Following Toby Keith’s death, doctors warn that stomach cancer warning signs are easy to miss


“Many of these things are relatively harmless. But, of course, that’s how cancer kills you,” said Dr. Fabian Johnston, division chief of gastrointestinal oncology at Johns Hopkins.

Toby Keith cancer

Following Toby Keith’s death, doctors warn that stomach cancer warning signs are easy to miss. Doctors say symptoms don’t often appear immediately, but frequent signs include heartburn or acid reflux.

Toby Keith, 62, succumbed to stomach cancer on Monday night, two years after his diagnosis.

Keith revealed on X in June 2022 that he was diagnosed in the autumn of 2021 and had already undergone chemotherapy, radiation, and surgery.

Then, in June of last year, he informed The Oklahoman newspaper in Oklahoma City that his tumour had decreased by one-third and that he was still receiving chemotherapy. He also said he received immunotherapy, which is medicine that helps the immune system attack cancer cells.

His death has prompted doctors to issue renewed warnings about stomach cancer symptoms such as heartburn, acid reflux, anaemia, nausea, ulcers, pain after eating, abrupt weight loss, or feeling full after eating small amounts.

“Many of these things are relatively harmless. But, of course, that’s how cancer kills you,” said Dr. Fabian Johnston, division chief of gastrointestinal oncology at Johns Hopkins.

Doctors and patients may be tempted to write off symptoms like acid reflux as unimportant, according to Johnston, which can cause a delay in diagnosis. He stated that by the time symptoms occur, many people had a severe disease.

The typical age of diagnosis is 68, with men at a slightly higher risk.

Despite being relatively rare, stomach cancer is predicted to have approximately 27,000 new cases diagnosed this year, accounting for only 1.5% of all new malignancies diagnosed in the United States each year, according to the American Cancer Society.

Over the previous ten years, the overall rate of stomach cancer diagnoses has decreased modestly. However, rates among people under 50 are increasing for unknown reasons.

“There’s something going on—something we’re eating, something we’re ingesting—some combination of modern and contemporary factors that’s resulting in these increased cancers in young people,” said Dr. Ben Schlechter, a gastrointestinal medical oncologist at Dana-Farber Cancer Institute in Boston.

According to Schlechter, although tobacco and alcohol were historically major causes of stomach cancer, they are now linked to a small percentage of instances in the United States, maybe as a result of reduced smoking rates.

Instead, many new cases are discovered in people with chronic acid reflux or infections with the bacterium Helicobacter pylori, which can cause stomach inflammation. Scientists have yet to determine why some patients with those illnesses get stomach cancer while the majority do not.

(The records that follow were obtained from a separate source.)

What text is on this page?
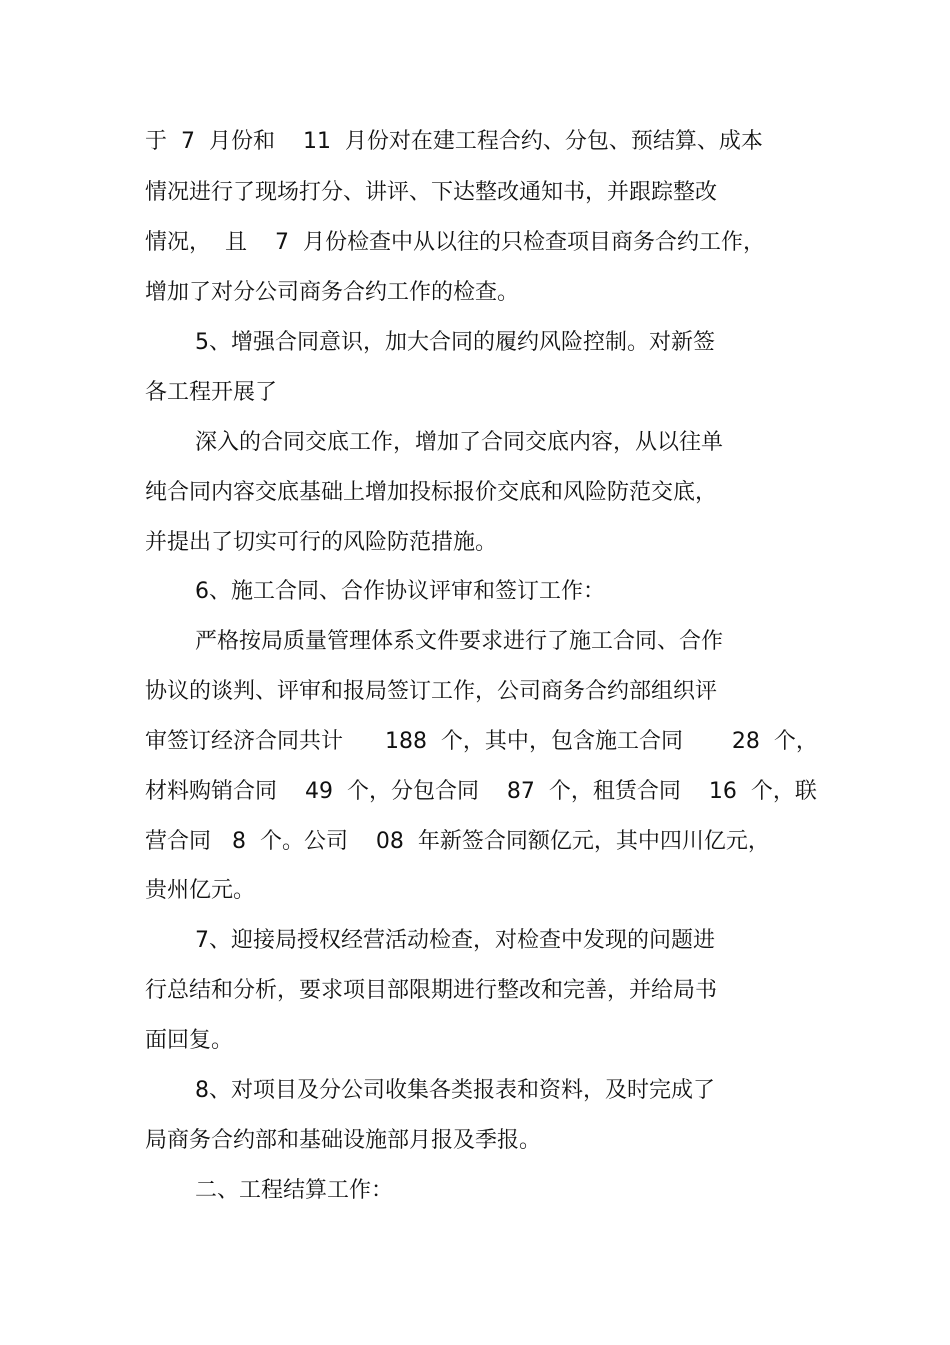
于  7  月份和    11  月份对在建工程合约、分包、预结算、成本
情况进行了现场打分、讲评、下达整改通知书，并跟踪整改
情况，  且    7  月份检查中从以往的只检查项目商务合约工作，
增加了对分公司商务合约工作的检查。
5、增强合同意识，加大合同的履约风险控制。对新签
各工程开展了
深入的合同交底工作，增加了合同交底内容，从以往单
纯合同内容交底基础上增加投标报价交底和风险防范交底，
并提出了切实可行的风险防范措施。
6、施工合同、合作协议评审和签订工作：
严格按局质量管理体系文件要求进行了施工合同、合作
协议的谈判、评审和报局签订工作，公司商务合约部组织评
审签订经济合同共计      188  个，其中，包含施工合同       28  个，
材料购销合同    49  个，分包合同    87  个，租赁合同    16  个，联
营合同   8  个。公司    08  年新签合同额亿元，其中四川亿元，
贵州亿元。
7、迎接局授权经营活动检查，对检查中发现的问题进
行总结和分析，要求项目部限期进行整改和完善，并给局书
面回复。
8、对项目及分公司收集各类报表和资料，及时完成了
局商务合约部和基础设施部月报及季报。
二、工程结算工作：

For many patients right now, “it’s a disease of bad luck,” Schlechter explained. “Perhaps there is a link with H. pylori infection.” There may be a history of heartburn or reflux, but it is not always evident.”

Schlechter stated that stomach cancer is often more aggressive than other malignancies.

“This does not imply that people are about to die. It only means that the tools we have to treat them are restricted,” he explained. “People do pretty well compared to 15 years ago, but we are hardly at the level of, say, breast cancer, where the commanding majority of people are cured with surgery and chemotherapy and things like that.”

Adenocarcinomas, which begin in the stomach’s innermost lining, account for up to 95% of all stomach malignancies in the United States. From there, the cancer could migrate to the stomach wall, stomach body, or lymph nodes.

Dr. Rutika Mehta, a medical oncologist in the Gastrointestinal Oncology Programme at the Moffitt Disease Centre in Tampa, Florida, said that patients whose disease has not spread frequently undertake or receive chemotherapy, immunotherapy, or a combination of these treatments.

“In more advanced cases, we are not yet at a point where we can offer patients a ‘cure,'” Mehta noted in an email. She did, however, mention that chemotherapy or immunotherapy could help people live longer lives.

Doctors are also becoming better at matching patients to therapies that target specific proteins associated with stomach cancer. For example, some stomach tumours contain HER2, a gene similarly associated with breast cancer.

“Drugs that act in HER2 breast cancer can also work in HER2 gastric cancer. So we can now offer those medications to folks with stomach cancer and significantly increase the benefit of treatment,” Schlechter added.

Though the disease’s prognosis is “generally poor,” he says they’re “much better than they used to be.”